Volume 6, Issue 2, Fall 2005
A Great Library For The Future
A century ago, the University’s leaders believed that building a world-class library was essential to recruiting and retaining excellent faculty. Their vision proved prescient. Today, the richness of the collections and the excellence of the faculty remain critically important to the success of the University.
This campus will continue to have an advantage over peer institutions only if its Library continues to meet the growing demands and expectations of its users. Academic libraries currently face many challenges, including diminished budgets, skyrocketing costs, increased demand for materials, and the preservation of endangered items. Furthermore, the electronic age has significantly altered the way libraries operate. As our Library adapts to meet these new challenges, its core mission remains the same: to collect, preserve, and provide resources that enable discovery and the use of knowledge in all formats and across all disciplines.
To better meet the needs of its users and streamline services, the Library plans to reallocate specific resources through the end of FY06:
- Consolidate the History and Philosophy Library and the Newspaper Library to form a new locus or historical research.
- Relocate the collections of the Women and Gender Resources Library and reassign its head librarian to a location where faculty and students congregate and work.
- As appropriate, cancel print subscriptions in favor of electronic access.
- Recentralize technical services operations and reduce duplicative processes.
- Consolidate digital library activities that currently are distributed among various library units.
The following plans also are underway to make the most of new technologies and incorporate current trends in teaching and learning:
- Create new, collaborative services to support the research needs of faculty and students. Develop more integrated classroom support services.
- Aggressively add electronic versions of reference books and other useful texts, such as computer manuals.
- Implement new tools that will allow users to search more than one database simultaneously and connect them to the most appropriate version of the electronic resource they seek.
- Cancel print abstracting and indexing titles, replace them with electronic versions, and monitor these efforts to assure best value.
- Work with CITES to build an institutional repository that captures and sustains the digital materials created on campus.
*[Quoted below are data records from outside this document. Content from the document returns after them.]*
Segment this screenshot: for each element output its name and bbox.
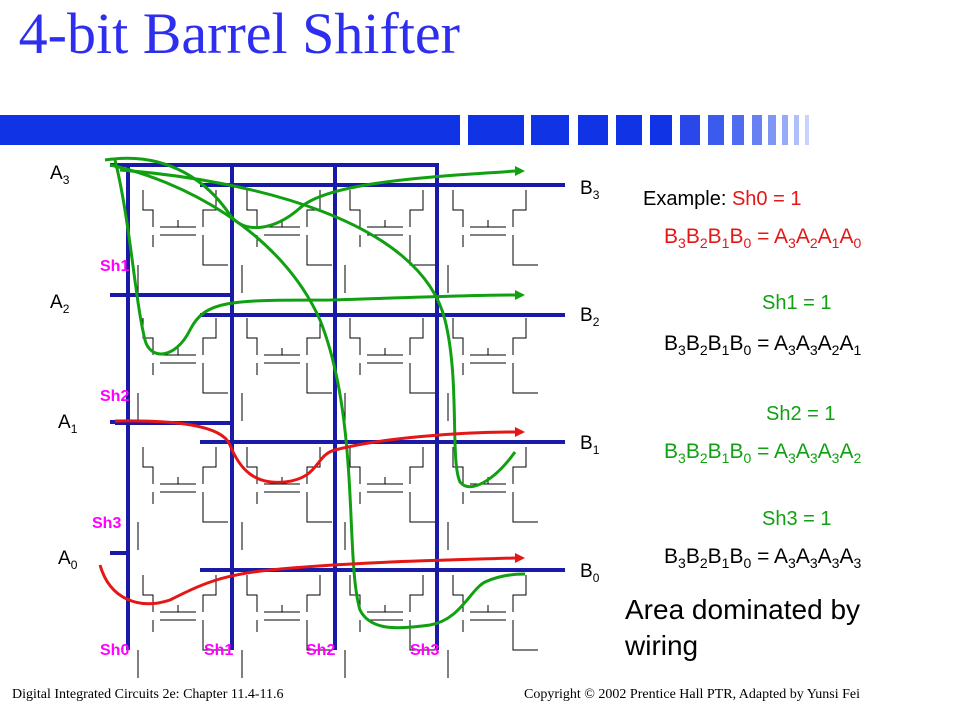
example-2-caption: Sh2 = 1 <box>766 403 836 425</box>
arrowhead <box>515 166 525 176</box>
example-3-equation: B3B2B1B0 = A3A3A3A3 <box>664 545 862 572</box>
green-path-sh1-a2 <box>113 159 516 356</box>
pass-transistor-cell <box>447 190 538 293</box>
pass-transistor-cell <box>137 575 228 678</box>
pass-transistor-cell <box>137 447 228 550</box>
output-b3-label: B3 <box>580 178 600 202</box>
arrowhead <box>515 427 525 437</box>
example-0-caption: Example: Sh0 = 1 <box>643 188 802 210</box>
output-b2-label: B2 <box>580 305 600 329</box>
slide-title: 4-bit Barrel Shifter <box>18 1 460 66</box>
example-3-caption: Sh3 = 1 <box>762 508 832 530</box>
green-path-sh1-a3 <box>104 156 516 230</box>
side-shift-label-sh3: Sh3 <box>92 515 122 532</box>
output-b0-label: B0 <box>580 561 600 585</box>
pass-transistor-cell <box>137 190 228 293</box>
pass-transistor-cell <box>241 318 332 421</box>
example-0-equation: B3B2B1B0 = A3A2A1A0 <box>664 225 862 252</box>
example-2-equation: B3B2B1B0 = A3A3A3A2 <box>664 440 862 467</box>
red-path-sh0-a1 <box>114 419 516 484</box>
footer-left: Digital Integrated Circuits 2e: Chapter … <box>12 687 284 702</box>
area-note: Area dominated by wiring <box>625 594 861 661</box>
bus-wire <box>110 163 439 650</box>
arrowhead <box>515 290 525 300</box>
input-a2-label: A2 <box>50 292 70 316</box>
bus-wire <box>110 551 130 650</box>
pass-transistor-cell <box>344 575 435 678</box>
bottom-shift-label-sh3: Sh3 <box>410 642 440 659</box>
bottom-shift-label-sh0: Sh0 <box>100 642 130 659</box>
pass-transistor-cell <box>447 447 538 550</box>
bus-wire <box>110 420 130 650</box>
pass-transistor-cell <box>344 447 435 550</box>
pass-transistor-cell <box>241 190 332 293</box>
example-1-caption: Sh1 = 1 <box>762 292 832 314</box>
output-b1-label: B1 <box>580 433 600 457</box>
input-a3-label: A3 <box>50 163 70 187</box>
green-path-sh2 <box>119 168 517 489</box>
side-shift-label-sh2: Sh2 <box>100 388 130 405</box>
example-1-equation: B3B2B1B0 = A3A3A2A1 <box>664 332 862 359</box>
pass-transistor-cell <box>447 575 538 678</box>
arrowhead <box>515 553 525 563</box>
bottom-shift-label-sh1: Sh1 <box>204 642 234 659</box>
pass-transistor-cell <box>241 575 332 678</box>
input-a0-label: A0 <box>58 548 78 572</box>
footer-right: Copyright © 2002 Prentice Hall PTR, Adap… <box>524 687 860 702</box>
pass-transistor-cell <box>344 190 435 293</box>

Ten years from now, the Library will be known not only for its rich print collections but also for its vast holdings of electronic materials and its ongoing excellent services. It will be a leader in developing tools that provide easy access to online resources, giving the campus a competitive advantage over its peer institutions. It also will continue to serve as a destination in which to work, to interact with colleagues and experts, and to think, contemplate, and dream.